Two days ago we took a first look at motor vehicle traffic counts, now it is time to turn to pedestrian lights. Everyone knows the “beg buttons” that pedestrians need to push for the pedestrian signal to turn green. If you forget to push the pedestrian light might stay red even if parallel motor vehicle traffic has a green light, all in the name of efficiency of motor vehicle traffic.
The only good thing about beg buttons is that they leave data traces, and we want to see if we can extract useful information from them. But there are some challenges. Unlike the traffic light induction loops, the beg buttons don’t count pedestrians. They count “begs”. So the kindergardener that really needs to use the bathroom and keeps “begging” in half-second intervals will easy register upward of 100 begs in the system, while the 50 zen-like people lining up at the light where only the first one registered a single beg counts as 1. Some of these issues could be resolved with fine temporal resolution of the data, but Surrey’s data comes aggregated to 15 minute intervals. That still gives us some way to account for the kindergardener hopping from one leg to the other by making some assumptions about signal cycle frequency and capping the counts. So let’s see where this gets us.
One good thing about blog posts is that more knowledgeable people than me add information. Chad Skelton added information about school start and end times, and the friendly folks at Surrey Open Data hooked me up with their traffic engineer in charge of the data who explained to me how to extract the beg button data. We will gloss over the details, if you need to know you are probably better served to look at the code than to read through my ramblings.
Using the same methods as in our previous post we take begs from Tue, Wed, Thu for three weeks prior and post school start this past summer.
The difference between the days before and after the start of school is quite pronounced, we average further over the three weekdays to get a cleaner picture.
The start of school stands out even more in pedestrian begs than in motor vehicle traffic, although the overall numbers are much smaller. The spikes around the school start time, which is between 8:30am to 9am depending on the school, as well as around pickup time, which varies between 2:30pm and 3pm, are very visible.
Just like before we want to refine this by adding in proximity to schools as another variable.
We divide beg buttons into two groups, one within 200m of a school and the other more than 200m away from schools.
Armed with this data we can run our analysis separately for the two types of beg buttons.
For all weekdays we see that the spike in begs is significantly more pronounced in proximity to schools.
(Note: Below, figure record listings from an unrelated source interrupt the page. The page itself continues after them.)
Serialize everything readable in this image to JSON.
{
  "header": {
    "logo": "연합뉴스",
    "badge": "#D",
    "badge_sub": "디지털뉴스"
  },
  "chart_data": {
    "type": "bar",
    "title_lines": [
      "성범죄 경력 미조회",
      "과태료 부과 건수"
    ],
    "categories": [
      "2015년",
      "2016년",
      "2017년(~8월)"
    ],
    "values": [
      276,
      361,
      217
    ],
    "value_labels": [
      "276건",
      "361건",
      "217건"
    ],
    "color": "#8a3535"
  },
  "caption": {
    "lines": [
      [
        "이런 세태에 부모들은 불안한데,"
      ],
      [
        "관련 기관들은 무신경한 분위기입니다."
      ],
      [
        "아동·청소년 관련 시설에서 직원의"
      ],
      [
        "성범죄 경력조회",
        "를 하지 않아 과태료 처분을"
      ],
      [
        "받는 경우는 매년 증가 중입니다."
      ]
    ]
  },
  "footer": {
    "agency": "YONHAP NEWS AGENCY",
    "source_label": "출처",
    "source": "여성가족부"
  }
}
Aggregating over all three workdays we also notice a another distinct peak between 11am and 12pm. It is less pronounced than the dropoff and pickup peaks and we have no intuition what might cause this, but maybe someone else knows.
Filtering out the urgency
So far we have only looked at the total number of begs, it’s time that we alleviate the problem of the kindergardener in need for a bathroom. The maximum begs in a 15 minute window in our dataset is 482 begs. We feel the pain of the kid that pushed that button and sincerely hope they reached the bathroom in time. The data mess this caused is fairly simple to deal with in comparison. NACTO pegs the ideal traffic cycle length in an urban setting at 60 to 90 seconds, so let’s just assume that the signal cycle length is 1 minute. That means if you just missed the green light, you will have to wait a minute for the next green. So our 15 minute window has at most 15 green phases. Then we can transform our unit of “begs” to an estimated number of “pedestrian crossing cycles”, that is cycles where at least one (and possibly more than one) pedestrian is crossing by capping the number of begs to 15. In other words, assuming a 1 minute signal length we are trying to count our 50 zen-like people the same way as the kindergardener in need of urgent relief.
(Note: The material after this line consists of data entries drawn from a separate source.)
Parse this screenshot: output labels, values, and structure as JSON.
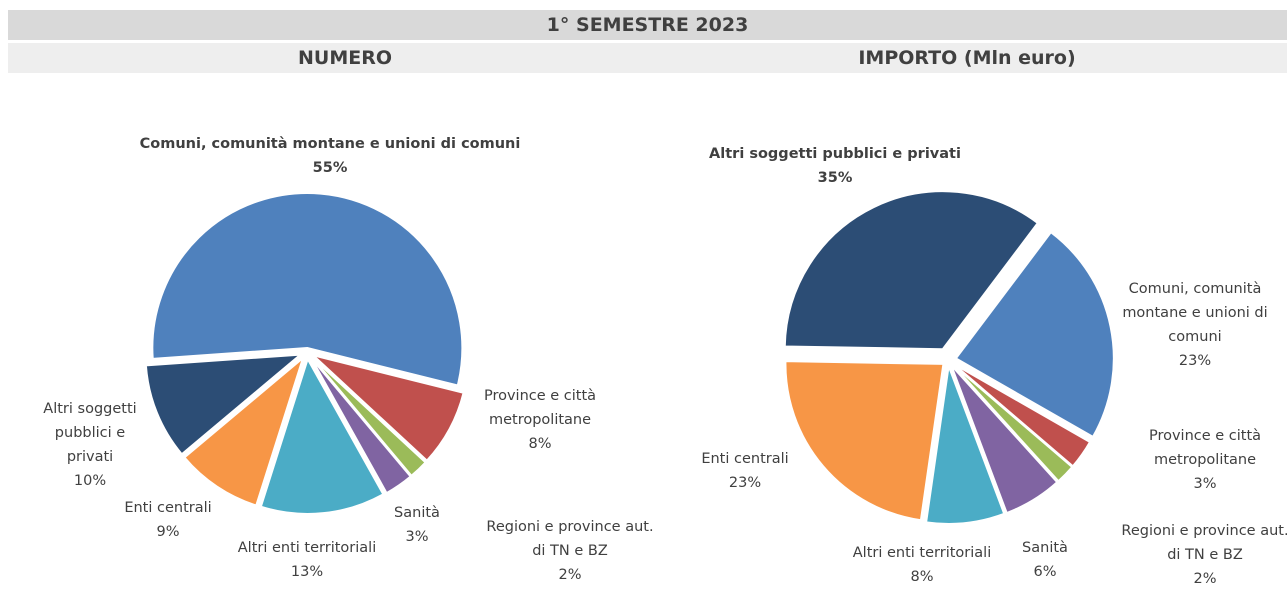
{
  "header": {
    "title": "1° SEMESTRE 2023"
  },
  "chart_data": [
    {
      "type": "pie",
      "title": "NUMERO",
      "categories": [
        "Comuni, comunità montane e unioni di comuni",
        "Province e città metropolitane",
        "Regioni e province aut. di TN e BZ",
        "Sanità",
        "Altri enti territoriali",
        "Enti centrali",
        "Altri soggetti pubblici e privati"
      ],
      "values": [
        55,
        8,
        2,
        3,
        13,
        9,
        10
      ],
      "value_labels": [
        "55%",
        "8%",
        "2%",
        "3%",
        "13%",
        "9%",
        "10%"
      ],
      "colors": [
        "#4f81bd",
        "#c0504d",
        "#9bbb59",
        "#8064a2",
        "#4bacc6",
        "#f79646",
        "#2c4d75"
      ]
    },
    {
      "type": "pie",
      "title": "IMPORTO (Mln euro)",
      "categories": [
        "Altri soggetti pubblici e privati",
        "Comuni, comunità montane e unioni di comuni",
        "Province e città metropolitane",
        "Regioni e province aut. di TN e BZ",
        "Sanità",
        "Altri enti territoriali",
        "Enti centrali"
      ],
      "values": [
        35,
        23,
        3,
        2,
        6,
        8,
        23
      ],
      "value_labels": [
        "35%",
        "23%",
        "3%",
        "2%",
        "6%",
        "8%",
        "23%"
      ],
      "colors": [
        "#2c4d75",
        "#4f81bd",
        "#c0504d",
        "#9bbb59",
        "#8064a2",
        "#4bacc6",
        "#f79646"
      ]
    }
  ]
}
So even just looking at (an estimate of) pedestrian cycles we notice an uptick during school days, that is more pronounced closer to schools.
The great news is that children still walk to school! The number might be lower than we would like, but it’s big enough to show up in data. And the relative effect is larger than the one in motor vehicle traffic, which probably means that generally we drive too much.
As always, the code to reproduce this analysis is available on GitHub for anyone interested in reproducing or refining the methods.